BEIJING, Oct. 11 (Xinhua) -- China's Foreign Ministry confirmed on Tuesday that 12 Chinese were killed and one remains missing after two cargo ships, the Hua Ping and Yu Xing 8, were attacked and hijacked by an unknown group of armed men on the Mekong River on Oct. 5.
Foreign Ministry spokesman Liu Weimin said that China and Thailand have maintained close communication and cooperation in handling the incident.
A working group dispatched by southwest China's Yunnan province has arrived in Chiang Saen County to assist the Chinese embassy in Thailand and consulate general in Chiang Mai in dealing with the aftermath of the incident, Liu said.

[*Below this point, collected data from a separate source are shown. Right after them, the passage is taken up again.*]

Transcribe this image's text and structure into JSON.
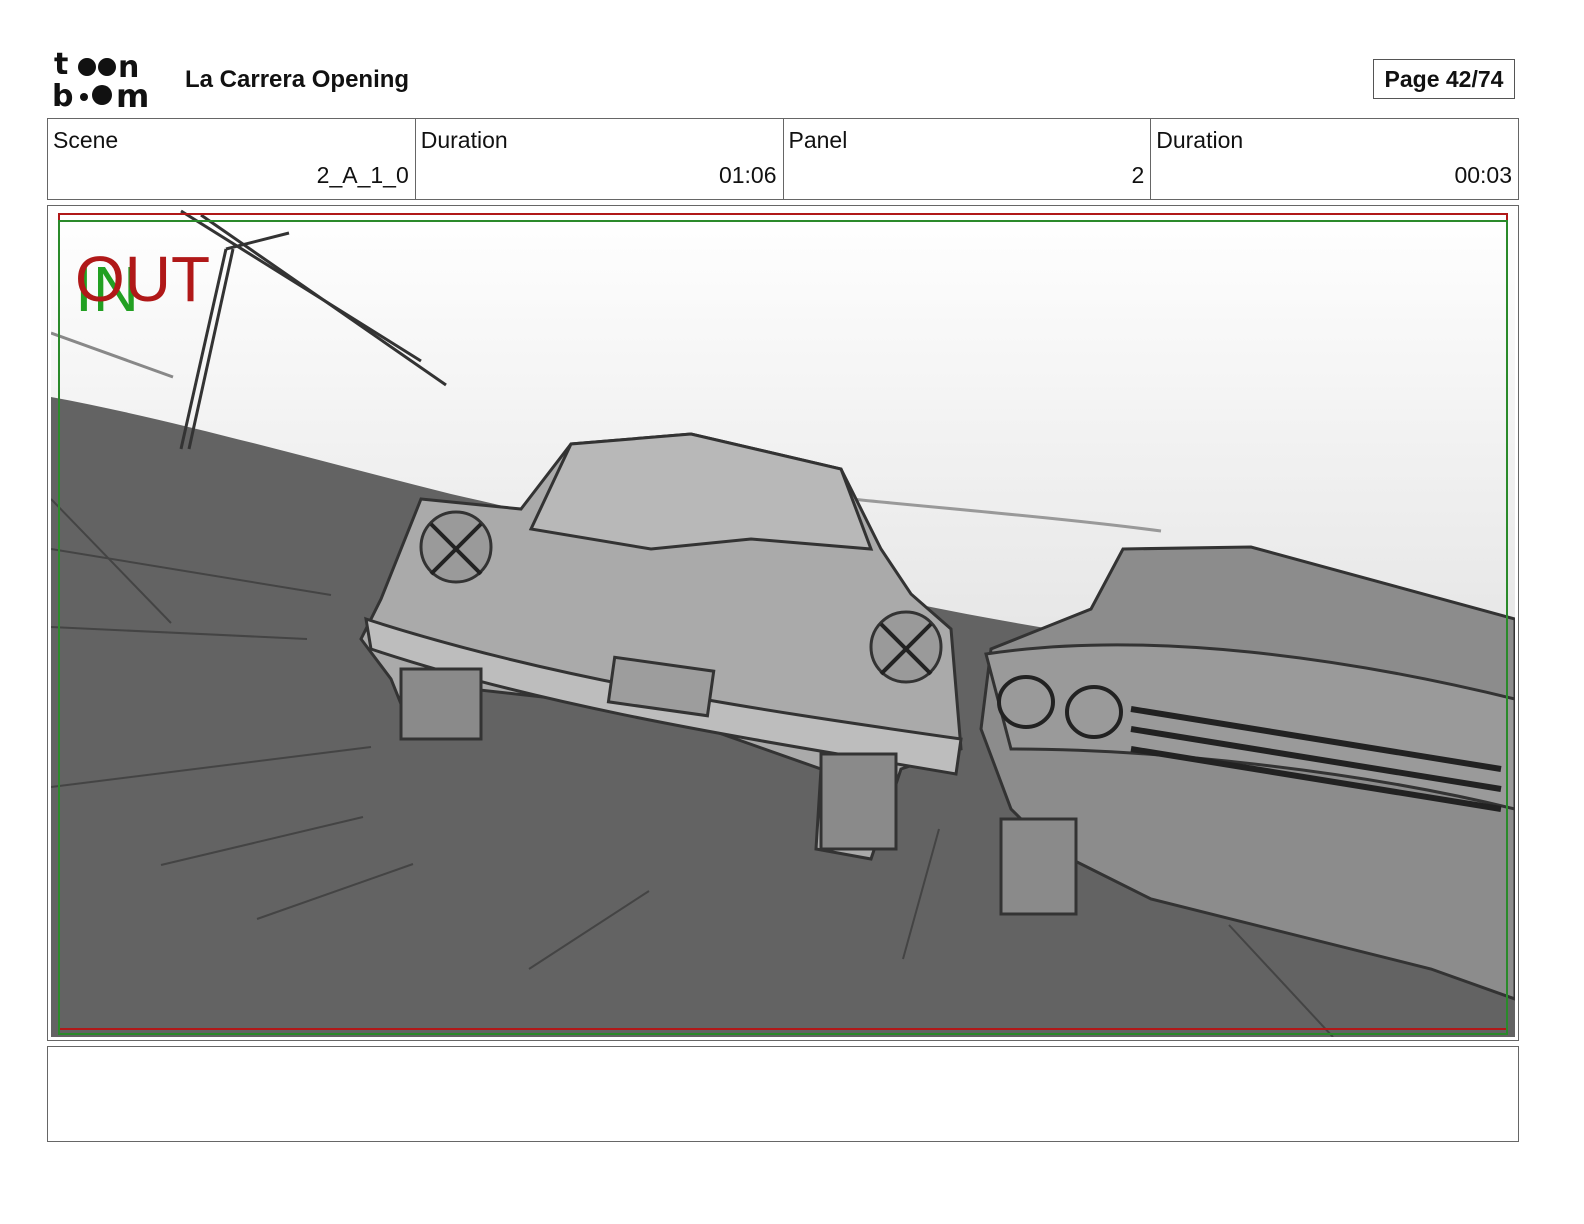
{
  "header": {
    "logo_text": "toon boom",
    "project_title": "La Carrera Opening",
    "page_label": "Page 42/74"
  },
  "info": [
    {
      "label": "Scene",
      "value": "2_A_1_0"
    },
    {
      "label": "Duration",
      "value": "01:06"
    },
    {
      "label": "Panel",
      "value": "2"
    },
    {
      "label": "Duration",
      "value": "00:03"
    }
  ],
  "panel": {
    "in_marker": "IN",
    "out_marker": "OUT",
    "in_color": "#22a022",
    "out_color": "#b01818",
    "safe_frame_red": "#b01818",
    "safe_frame_green": "#2a8a2a"
  },
  "notes": {
    "text": ""
  }
}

He said that both China and Thailand attach great importance to the incident. The Chinese embassy in Thailand has repeatedly asked the Thai side to make every effort to investigate the incident and inform China of the results, facilitate the investigation and offer necessary assistance to Yunnan's working group and take action to ensure the safety of Chinese cargo ships and sailors stranded in Chiang Saen.
Thailand said it will fully cooperate with China and do its utmost to ensure safety on the Mekong River in order to prevent similar incidents from happening in the future, Liu said.

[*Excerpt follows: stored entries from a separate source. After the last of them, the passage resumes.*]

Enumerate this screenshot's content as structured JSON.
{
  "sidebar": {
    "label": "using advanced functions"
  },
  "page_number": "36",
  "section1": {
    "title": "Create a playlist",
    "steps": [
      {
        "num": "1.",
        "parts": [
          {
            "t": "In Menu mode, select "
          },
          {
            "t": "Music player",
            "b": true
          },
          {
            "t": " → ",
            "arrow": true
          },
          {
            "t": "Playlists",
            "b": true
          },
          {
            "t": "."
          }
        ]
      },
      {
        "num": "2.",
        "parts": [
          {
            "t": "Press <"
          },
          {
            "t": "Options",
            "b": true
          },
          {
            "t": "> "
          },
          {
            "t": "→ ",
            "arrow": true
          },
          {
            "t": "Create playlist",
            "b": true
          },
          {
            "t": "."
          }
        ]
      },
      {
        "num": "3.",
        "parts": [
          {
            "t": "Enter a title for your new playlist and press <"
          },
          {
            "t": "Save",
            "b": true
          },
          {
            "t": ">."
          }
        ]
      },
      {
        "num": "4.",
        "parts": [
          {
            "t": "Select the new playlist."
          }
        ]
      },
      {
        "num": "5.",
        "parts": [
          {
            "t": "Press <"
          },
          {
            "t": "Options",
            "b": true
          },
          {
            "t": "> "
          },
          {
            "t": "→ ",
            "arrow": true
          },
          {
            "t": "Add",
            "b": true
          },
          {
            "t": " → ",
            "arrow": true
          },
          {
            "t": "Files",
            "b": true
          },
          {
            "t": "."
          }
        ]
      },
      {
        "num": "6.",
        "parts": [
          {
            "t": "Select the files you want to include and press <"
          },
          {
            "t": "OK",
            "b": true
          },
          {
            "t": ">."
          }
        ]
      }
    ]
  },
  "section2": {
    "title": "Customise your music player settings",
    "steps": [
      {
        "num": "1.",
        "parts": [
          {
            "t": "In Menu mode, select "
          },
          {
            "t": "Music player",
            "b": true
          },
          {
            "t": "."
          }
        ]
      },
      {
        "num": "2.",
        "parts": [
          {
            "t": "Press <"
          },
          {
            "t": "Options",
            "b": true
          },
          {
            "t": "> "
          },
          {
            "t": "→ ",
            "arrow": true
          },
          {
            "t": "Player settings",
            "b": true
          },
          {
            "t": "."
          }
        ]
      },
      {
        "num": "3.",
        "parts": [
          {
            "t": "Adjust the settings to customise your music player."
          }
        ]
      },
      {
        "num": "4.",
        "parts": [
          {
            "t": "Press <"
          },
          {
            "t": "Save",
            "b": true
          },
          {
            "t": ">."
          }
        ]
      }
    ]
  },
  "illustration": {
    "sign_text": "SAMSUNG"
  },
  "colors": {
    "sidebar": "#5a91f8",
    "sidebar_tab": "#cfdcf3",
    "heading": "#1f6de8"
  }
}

China has also asked Myanmar and Laos to help investigate the incident.
As of Tuesday, more than 50 family members of the victims have arrived in Yunnan's Xishuangbanna Dai Autonomous Prefecture to prepare to enter Thailand to identify the bodies, according to an official from the prefectural government.
The government is communicating with the family members and helping them process their visas.
"My father just came home for a short reunion during the National Day holiday (Oct. 1 to 7). I did not know it would be the last time," said 29-year-old Qiu Jian, son of 58-year-old Qiu Jiahai.
Qiu Jiahai was the chief engineer of the Hua Ping, starting his sailing career after graduating from school.
"Rumors said my father was shot by drug dealers. I hope the authorities will find out the truth as soon as possible," Qiu said.
Qiu said his greatest wish is to see his father for the last time in Thailand and to take him home.
Wen Daixu, the brother-in-law of Yang Deyi, the missing captain of the Yu Xing 8, said Yang has been a sailor for 18 years and that he took his 18-year-old son with him wherever he went. The father and son were both killed in the attack, Wen said.
Three of the victims were from neighboring Guizhou province. Their families have also arrived in Yunnan to prepare to enter Thailand.
Cai Mei, daughter of murdered sailor Cai Fanghua, said she arrived in Jinghong County on Sunday with another 20 people from Guizhou and has been waiting for more information.
"Dad always kept everything in his heart, rather than speaking out about it. I often asked him if his job was dangerous, and he always said no," Cai said.
"Dad always called us to tell us he was safe, but this time, I didn't get his call," Cai said.
Local government officials have visited the deceased sailors' families to try to comfort them.
Shipping on the Mekong River has been suspended after the attack. One hundred and sixty-four Chinese crewmen and 28 cargo ships are currently stranded in Chiang Saen Port, according to an official from the Yunnan provincial government.
A total of 116 of the 130 ships engaged in international shipping on the Mekong River are operated by Chinese companies, according to the Lancang River Maritime Affairs Bureau.
The provincial maritime affairs department, along with relevant non-governmental organizations in Yunnan, have begun to help Chinese crewmen return to China safely and adopt proper measures to protect Chinese ships on the Mekong River.
The Mekong River, known in China as the Lancang River, rises on the Qinghai-Tibet Plateau and flows through China, Myanmar, Laos, Thailand, Cambodia and Vietnam to the South China Sea. It plays a crucial economic role among the Greater Mekong Sub-region (GMS) countries.